From 1981-89, Nancy Reagan was annually voted one of the world’s ten most admired women in a Gallup poll and three times, she came in at number one.

In 1987, the then 66-year-old first lady was diagnosed with breast cancer. After undergoing successful surgery, she raised awareness of the disease among many women and in her later memoir “My Turn,” she stressed the importance of annual mammograms.

Following Reagan’s retirement after two terms as president, the couple left Washington for California, where in 1994, the president announced he had been diagnosed with Alzheimer’s disease. She spent most of her time caring for him until his death on June 5, 2004.

As a widow, Reagan remained active within the Reagan Library and became an advocate for stem cell research.

As she grew increasingly older and frail in appearance, she only rarely made public appearances.
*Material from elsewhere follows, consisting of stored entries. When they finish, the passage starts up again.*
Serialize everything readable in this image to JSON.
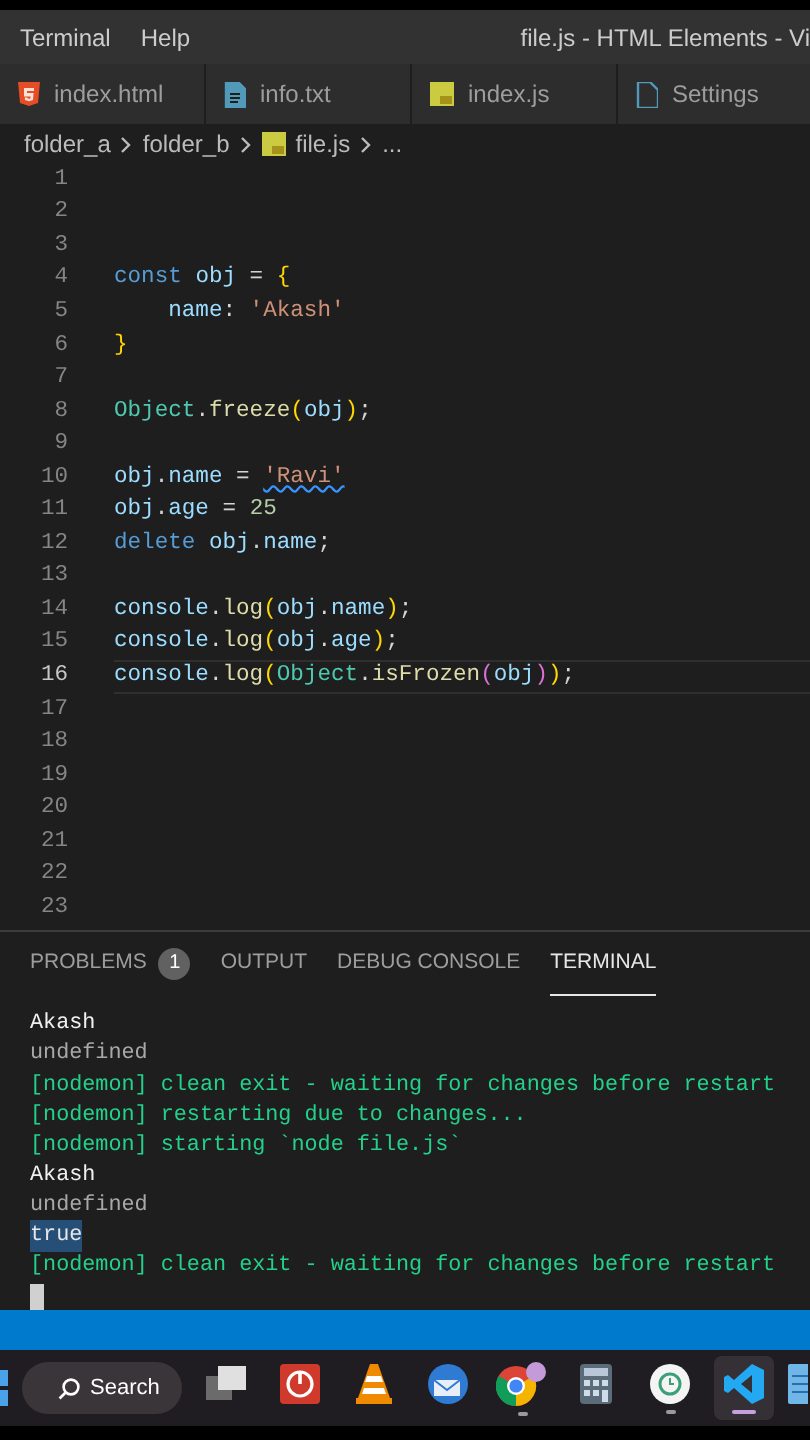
{
  "menu": {
    "items": [
      "Terminal",
      "Help"
    ],
    "title": "file.js - HTML Elements - Vi"
  },
  "tabs": [
    {
      "label": "index.html",
      "kind": "html",
      "selected": false
    },
    {
      "label": "info.txt",
      "kind": "text",
      "selected": false
    },
    {
      "label": "index.js",
      "kind": "js",
      "selected": false
    },
    {
      "label": "Settings",
      "kind": "settings",
      "selected": false
    }
  ],
  "breadcrumb": [
    {
      "label": "folder_a",
      "kind": "folder"
    },
    {
      "label": "folder_b",
      "kind": "folder"
    },
    {
      "label": "file.js",
      "kind": "js"
    },
    {
      "label": "...",
      "kind": "more"
    }
  ],
  "editor": {
    "lines": [
      {
        "number": "1",
        "current": false
      },
      {
        "number": "2",
        "current": false
      },
      {
        "number": "3",
        "current": false
      },
      {
        "number": "4",
        "current": false,
        "tokens": [
          {
            "text": "const ",
            "kind": "keyword"
          },
          {
            "text": "obj",
            "kind": "variable"
          },
          {
            "text": " = ",
            "kind": "punct"
          },
          {
            "text": "{",
            "kind": "bracket"
          }
        ]
      },
      {
        "number": "5",
        "current": false,
        "tokens": [
          {
            "text": "    name",
            "kind": "variable"
          },
          {
            "text": ": ",
            "kind": "punct"
          },
          {
            "text": "'Akash'",
            "kind": "string"
          }
        ]
      },
      {
        "number": "6",
        "current": false,
        "tokens": [
          {
            "text": "}",
            "kind": "bracket"
          }
        ]
      },
      {
        "number": "7",
        "current": false
      },
      {
        "number": "8",
        "current": false,
        "tokens": [
          {
            "text": "Object",
            "kind": "class"
          },
          {
            "text": ".",
            "kind": "punct"
          },
          {
            "text": "freeze",
            "kind": "function"
          },
          {
            "text": "(",
            "kind": "bracket"
          },
          {
            "text": "obj",
            "kind": "variable"
          },
          {
            "text": ")",
            "kind": "bracket"
          },
          {
            "text": ";",
            "kind": "punct"
          }
        ]
      },
      {
        "number": "9",
        "current": false
      },
      {
        "number": "10",
        "current": false,
        "tokens": [
          {
            "text": "obj",
            "kind": "variable"
          },
          {
            "text": ".",
            "kind": "punct"
          },
          {
            "text": "name",
            "kind": "variable"
          },
          {
            "text": " = ",
            "kind": "punct"
          },
          {
            "text": "'Ravi'",
            "kind": "flagged"
          }
        ]
      },
      {
        "number": "11",
        "current": false,
        "tokens": [
          {
            "text": "obj",
            "kind": "variable"
          },
          {
            "text": ".",
            "kind": "punct"
          },
          {
            "text": "age",
            "kind": "variable"
          },
          {
            "text": " = ",
            "kind": "punct"
          },
          {
            "text": "25",
            "kind": "number"
          }
        ]
      },
      {
        "number": "12",
        "current": false,
        "tokens": [
          {
            "text": "delete ",
            "kind": "keyword"
          },
          {
            "text": "obj",
            "kind": "variable"
          },
          {
            "text": ".",
            "kind": "punct"
          },
          {
            "text": "name",
            "kind": "variable"
          },
          {
            "text": ";",
            "kind": "punct"
          }
        ]
      },
      {
        "number": "13",
        "current": false
      },
      {
        "number": "14",
        "current": false,
        "tokens": [
          {
            "text": "console",
            "kind": "variable"
          },
          {
            "text": ".",
            "kind": "punct"
          },
          {
            "text": "log",
            "kind": "function"
          },
          {
            "text": "(",
            "kind": "bracket"
          },
          {
            "text": "obj",
            "kind": "variable"
          },
          {
            "text": ".",
            "kind": "punct"
          },
          {
            "text": "name",
            "kind": "variable"
          },
          {
            "text": ")",
            "kind": "bracket"
          },
          {
            "text": ";",
            "kind": "punct"
          }
        ]
      },
      {
        "number": "15",
        "current": false,
        "tokens": [
          {
            "text": "console",
            "kind": "variable"
          },
          {
            "text": ".",
            "kind": "punct"
          },
          {
            "text": "log",
            "kind": "function"
          },
          {
            "text": "(",
            "kind": "bracket"
          },
          {
            "text": "obj",
            "kind": "variable"
          },
          {
            "text": ".",
            "kind": "punct"
          },
          {
            "text": "age",
            "kind": "variable"
          },
          {
            "text": ")",
            "kind": "bracket"
          },
          {
            "text": ";",
            "kind": "punct"
          }
        ]
      },
      {
        "number": "16",
        "current": true,
        "tokens": [
          {
            "text": "console",
            "kind": "variable"
          },
          {
            "text": ".",
            "kind": "punct"
          },
          {
            "text": "log",
            "kind": "function"
          },
          {
            "text": "(",
            "kind": "bracket"
          },
          {
            "text": "Object",
            "kind": "class"
          },
          {
            "text": ".",
            "kind": "punct"
          },
          {
            "text": "isFrozen",
            "kind": "function"
          },
          {
            "text": "(",
            "kind": "bracket2"
          },
          {
            "text": "obj",
            "kind": "variable"
          },
          {
            "text": ")",
            "kind": "bracket2"
          },
          {
            "text": ")",
            "kind": "bracket"
          },
          {
            "text": ";",
            "kind": "punct"
          }
        ]
      },
      {
        "number": "17",
        "current": false
      },
      {
        "number": "18",
        "current": false
      },
      {
        "number": "19",
        "current": false
      },
      {
        "number": "20",
        "current": false
      },
      {
        "number": "21",
        "current": false
      },
      {
        "number": "22",
        "current": false
      },
      {
        "number": "23",
        "current": false
      }
    ]
  },
  "panel": {
    "tabs": [
      {
        "label": "PROBLEMS",
        "badge": "1",
        "selected": false
      },
      {
        "label": "OUTPUT",
        "selected": false
      },
      {
        "label": "DEBUG CONSOLE",
        "selected": false
      },
      {
        "label": "TERMINAL",
        "selected": true
      }
    ],
    "terminal": [
      {
        "text": "Akash",
        "kind": "output"
      },
      {
        "text": "undefined",
        "kind": "dim"
      },
      {
        "text": "[nodemon] clean exit - waiting for changes before restart",
        "kind": "nodemon"
      },
      {
        "text": "[nodemon] restarting due to changes...",
        "kind": "nodemon"
      },
      {
        "text": "[nodemon] starting `node file.js`",
        "kind": "nodemon"
      },
      {
        "text": "Akash",
        "kind": "output"
      },
      {
        "text": "undefined",
        "kind": "dim"
      },
      {
        "text": "true",
        "kind": "highlight"
      },
      {
        "text": "[nodemon] clean exit - waiting for changes before restart",
        "kind": "nodemon"
      }
    ]
  },
  "taskbar": {
    "search": "Search",
    "apps": [
      {
        "kind": "task-view",
        "running": false,
        "selected": false
      },
      {
        "kind": "power",
        "running": false,
        "selected": false
      },
      {
        "kind": "cone",
        "running": false,
        "selected": false
      },
      {
        "kind": "mail",
        "running": false,
        "selected": false
      },
      {
        "kind": "browser",
        "running": true,
        "selected": false
      },
      {
        "kind": "calculator",
        "running": false,
        "selected": false
      },
      {
        "kind": "clock",
        "running": true,
        "selected": false
      },
      {
        "kind": "code",
        "running": true,
        "selected": true
      },
      {
        "kind": "notepad",
        "running": false,
        "selected": false
      }
    ]
  }
}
She was portrayed in the liberal press as a rich, haughty woman out of touch with ordinary people. Her enemies constantly derided her for the way she dressed, the way she talked. Even her devotion to her husband was mocked.

Something as uplifting as the “Just Say No” campaign was ridiculed as being unrealistic. Trying to instill a sense of personal responsibility for their own lives in kids was apparently beyond the pale. The result of her failure is the state of our college youth today who wouldn’t know personal responsibility if it sat on their heads.
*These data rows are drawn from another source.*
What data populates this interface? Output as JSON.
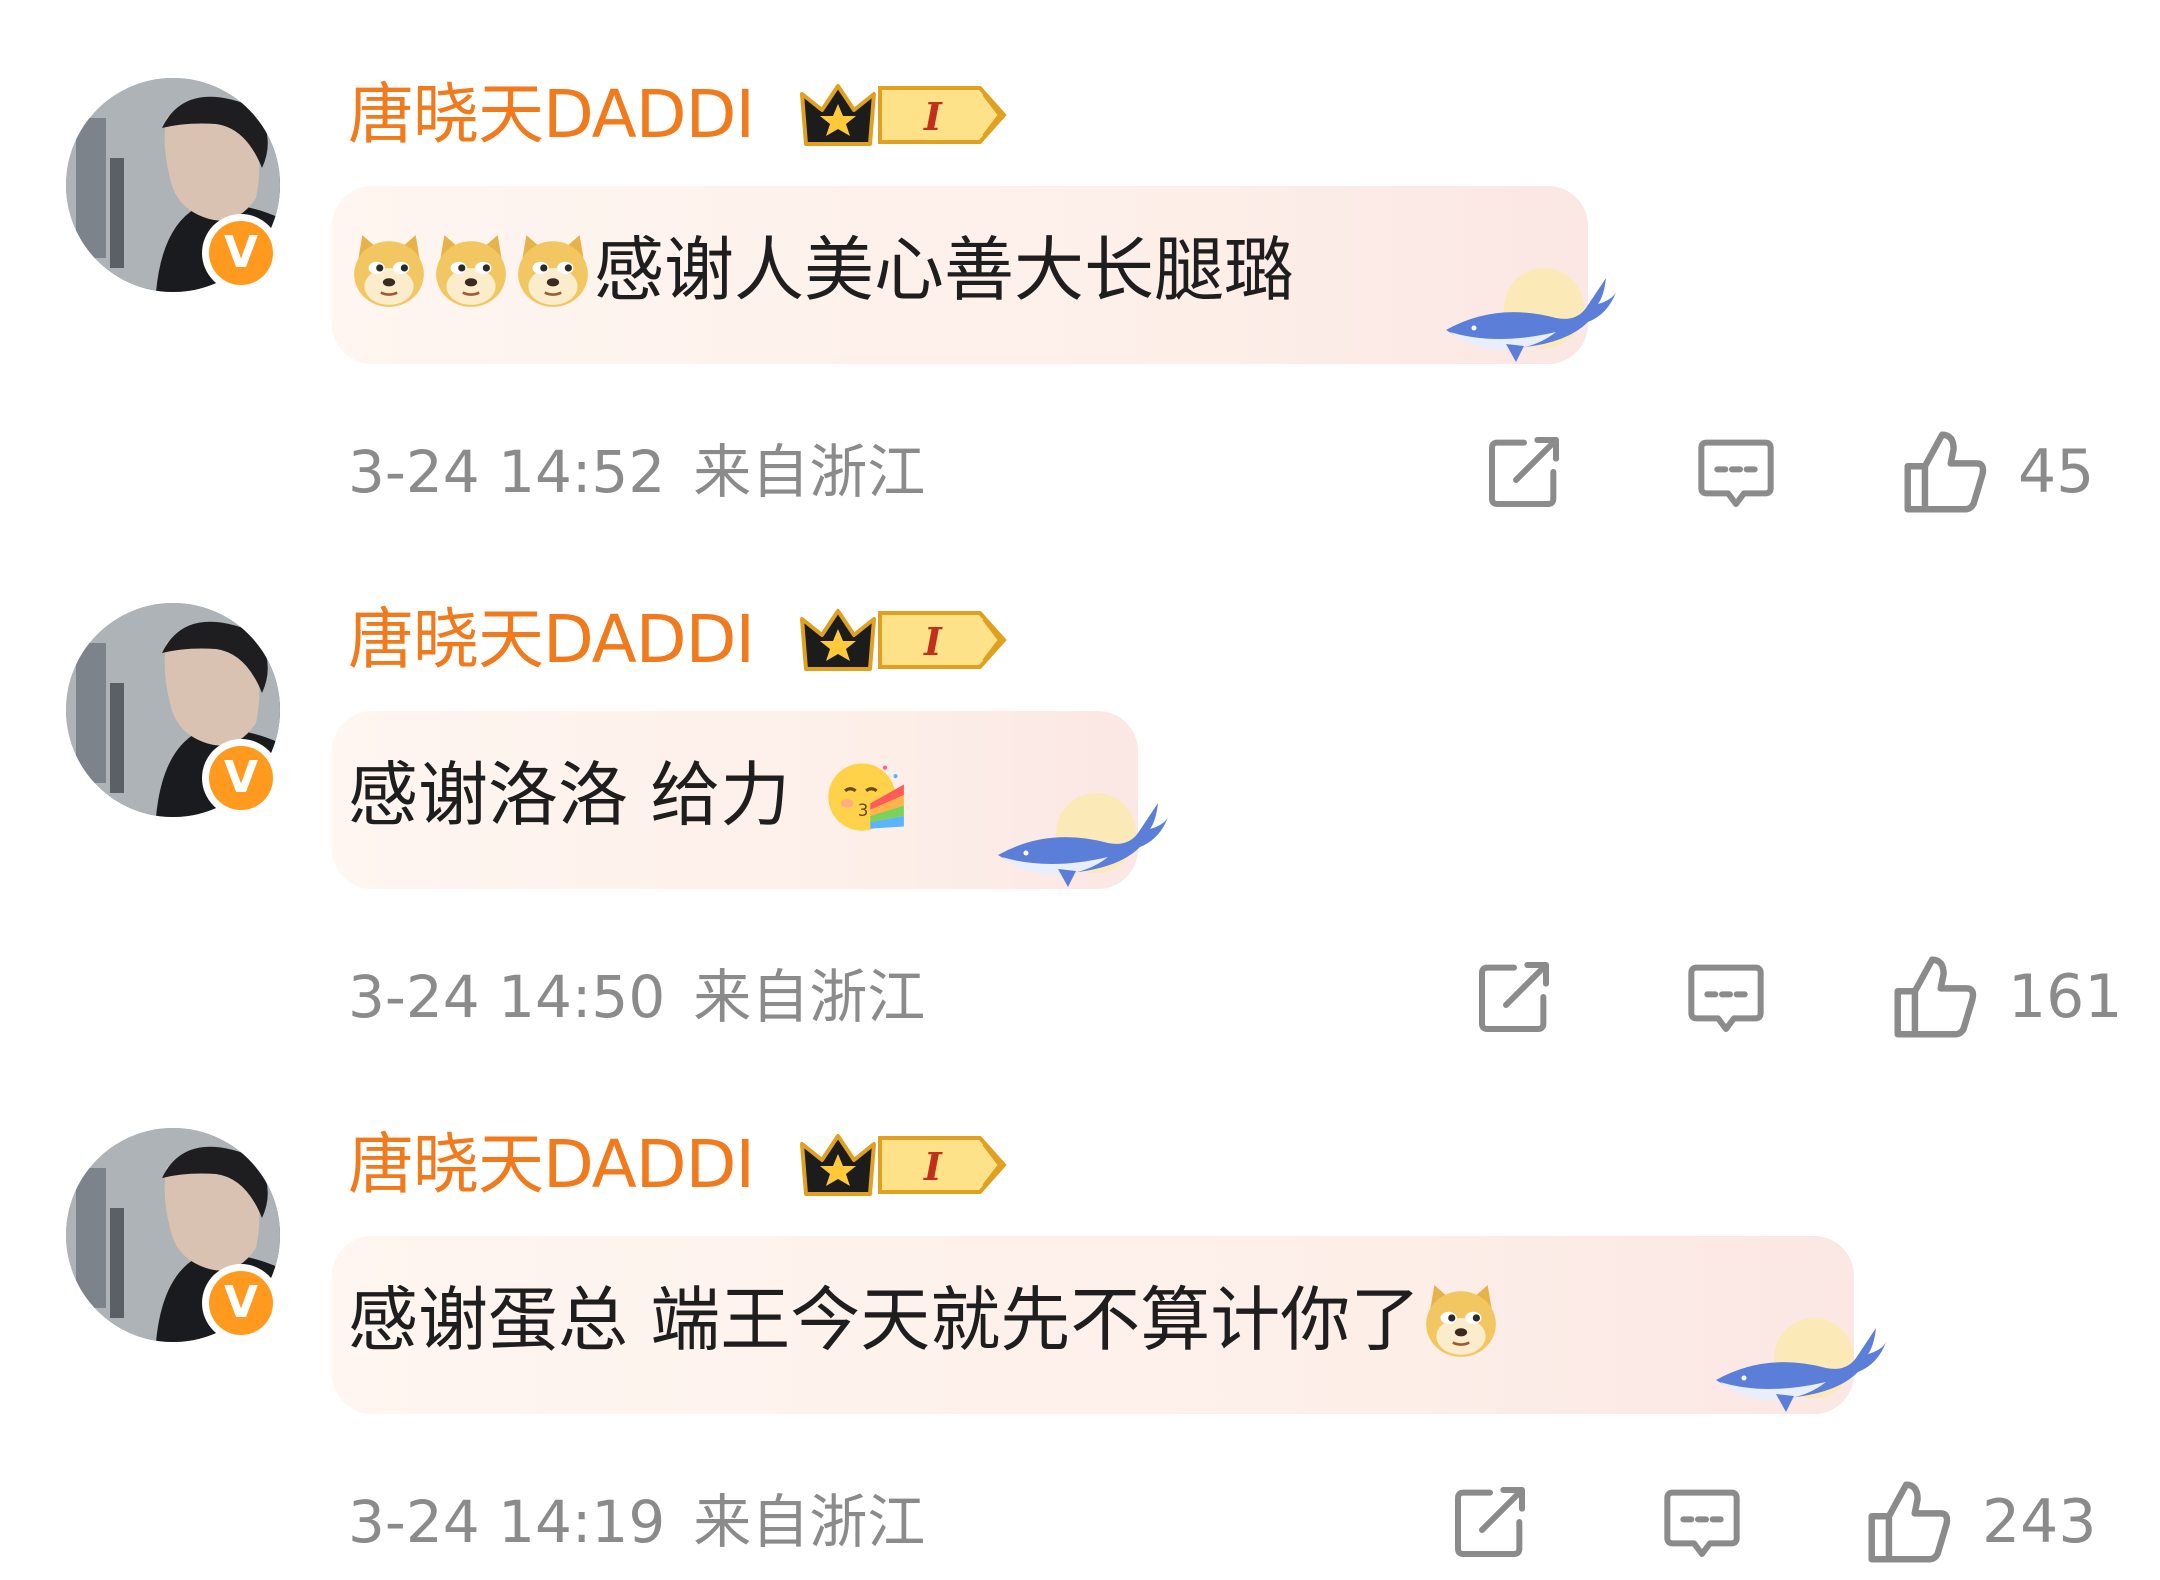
{
  "comments": [
    {
      "username": "唐晓天DADDI",
      "vip_level": "I",
      "verified_mark": "V",
      "emoji_prefix": [
        "doge",
        "doge",
        "doge"
      ],
      "text": "感谢人美心善大长腿璐",
      "emoji_suffix": [],
      "time": "3-24 14:52",
      "location": "来自浙江",
      "likes": "45"
    },
    {
      "username": "唐晓天DADDI",
      "vip_level": "I",
      "verified_mark": "V",
      "emoji_prefix": [],
      "text": "感谢洛洛 给力",
      "emoji_suffix": [
        "rainbow-face"
      ],
      "time": "3-24 14:50",
      "location": "来自浙江",
      "likes": "161"
    },
    {
      "username": "唐晓天DADDI",
      "vip_level": "I",
      "verified_mark": "V",
      "emoji_prefix": [],
      "text": "感谢蛋总 端王今天就先不算计你了",
      "emoji_suffix": [
        "doge"
      ],
      "time": "3-24 14:19",
      "location": "来自浙江",
      "likes": "243"
    }
  ],
  "icons": {
    "share": "share-icon",
    "reply": "comment-icon",
    "like": "thumbs-up-icon"
  },
  "colors": {
    "username": "#f07a1c",
    "meta": "#8b8b8b",
    "text": "#1e1e1e",
    "bubble": "#fdeee8",
    "verified": "#ff9a1f",
    "whale": "#5b7fd8"
  }
}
Nancy Reagan was a canny political operator in her own right. She was known as a gatekeeper, being able to discern motives and agendas from staff better than the president. Anyone working in the White House who underestimated her paid for it. Just ask Donald Regan.

A woman of many talents, she gave everything up to serve the ambitions of her husband. Many modern women would be uncomfortable with that arrangement. But it suited Mrs. Regan to a “T” and I’m sure she wouldn’t have had it any other way.